KLIKMU.CO – Diskusi menarik terjadi dalam seminar yangg digelar Fakultas Ilmu Sosial dan Ilmu Politik (FISIP) Universitas Muhammadiyah Malang (UMM) pada Januari lalu. Seminar ini mengangkat tema Masa Depan Moralitas Politik Indonesia: Dialektika Dramaturgi Politik Praktis Kekinian.
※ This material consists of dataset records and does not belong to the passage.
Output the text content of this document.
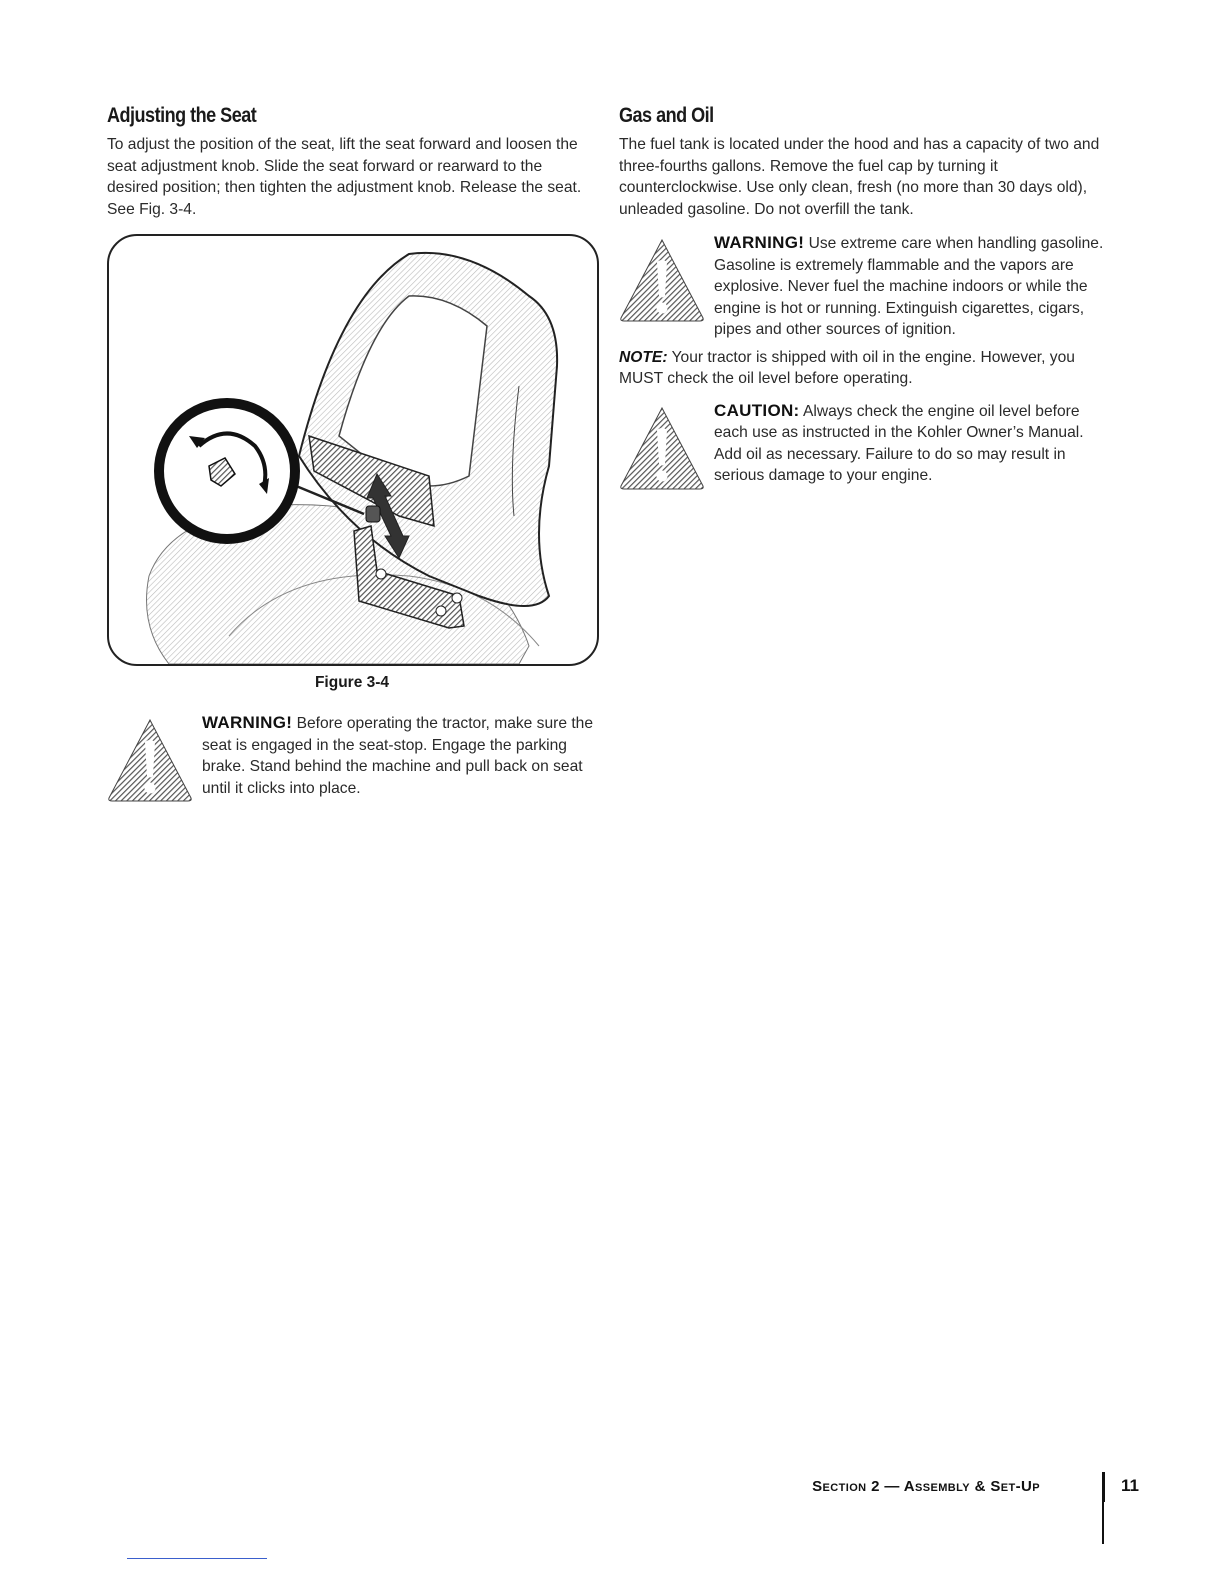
Adjusting the Seat

To adjust the position of the seat, lift the seat forward and loosen the seat adjustment knob. Slide the seat forward or rearward to the desired position; then tighten the adjustment knob. Release the seat. See Fig. 3-4.

Figure 3-4
WARNING! Before operating the tractor, make sure the seat is engaged in the seat-stop. Engage the parking brake. Stand behind the machine and pull back on seat until it clicks into place.
Gas and Oil

The fuel tank is located under the hood and has a capacity of two and three-fourths gallons. Remove the fuel cap by turning it counterclockwise. Use only clean, fresh (no more than 30 days old), unleaded gasoline. Do not overfill the tank.

WARNING! Use extreme care when handling gasoline. Gasoline is extremely flammable and the vapors are explosive. Never fuel the machine indoors or while the engine is hot or running. Extinguish cigarettes, cigars, pipes and other sources of ignition.

NOTE: Your tractor is shipped with oil in the engine. However, you MUST check the oil level before operating.

CAUTION: Always check the engine oil level before each use as instructed in the Kohler Owner’s Manual. Add oil as necessary. Failure to do so may result in serious damage to your engine.
Section 2 — Assembly & Set-Up	11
Acara tersebut menghadirkan sejumlah pembicara andal, di antaranya Ahmad Warits SIP, Ketua Bawaslu Provinsi Jawa Timur yangg juga alumnus Ilmu Pemerintahan (IP) UMM, Dosen IP Dr Saiman MSi, serta master komunikasi politik Zen Amirudin MMedKom.
Dalam paparannya, Warits menyoroti beragam rumor krusial politik yangg muncul dalam Pemilu 2024. Di antaranya, patokan main yangg kerap berubah di tengah tahapan pemilu, praktik money politic yangg semakin marak, rendahnya partisipasi politik, keterbatasan Bawaslu dalam mengawasi praktik money politic, serta ketidaknetralan Kepala Desa, ASN, TNI, dan Polri. Ia mengungkapkan bahwa setidaknya terdapat 130 kasus politik duit yangg terdeteksi melalui temuan dan laporan masyarakat.
“Money politic sangat berbahaya, terutama ketika calon yangg terpilih tidak mempunyai kapabilitas yangg memadai, tetapi sukses menduduki kedudukan lantaran politik uang. Hal ini bakal berakibat besar pada proses pembuatan kebijakan negara, terutama dalam kebijakan anggaran di tingkat kabupaten maupun kota,” ujarnya.
Sejalan dengan itu, Zen Amirudin menyoroti dialektika dramaturgi politik di Indonesia. Ia menjelaskan bahwa dramaturgi, teori yangg diperkenalkan oleh Erving Goffman dalam sosiologi, mengibaratkan kehidupan sosial sebagai sebuah pagelaran teater yangg terbagi menjadi front stage dan backstage. Dalam konteks politik, tokoh politik seperti politisi, partai, maupun golongan masyarakat memainkan peran tertentu yangg ditampilkan ke publik.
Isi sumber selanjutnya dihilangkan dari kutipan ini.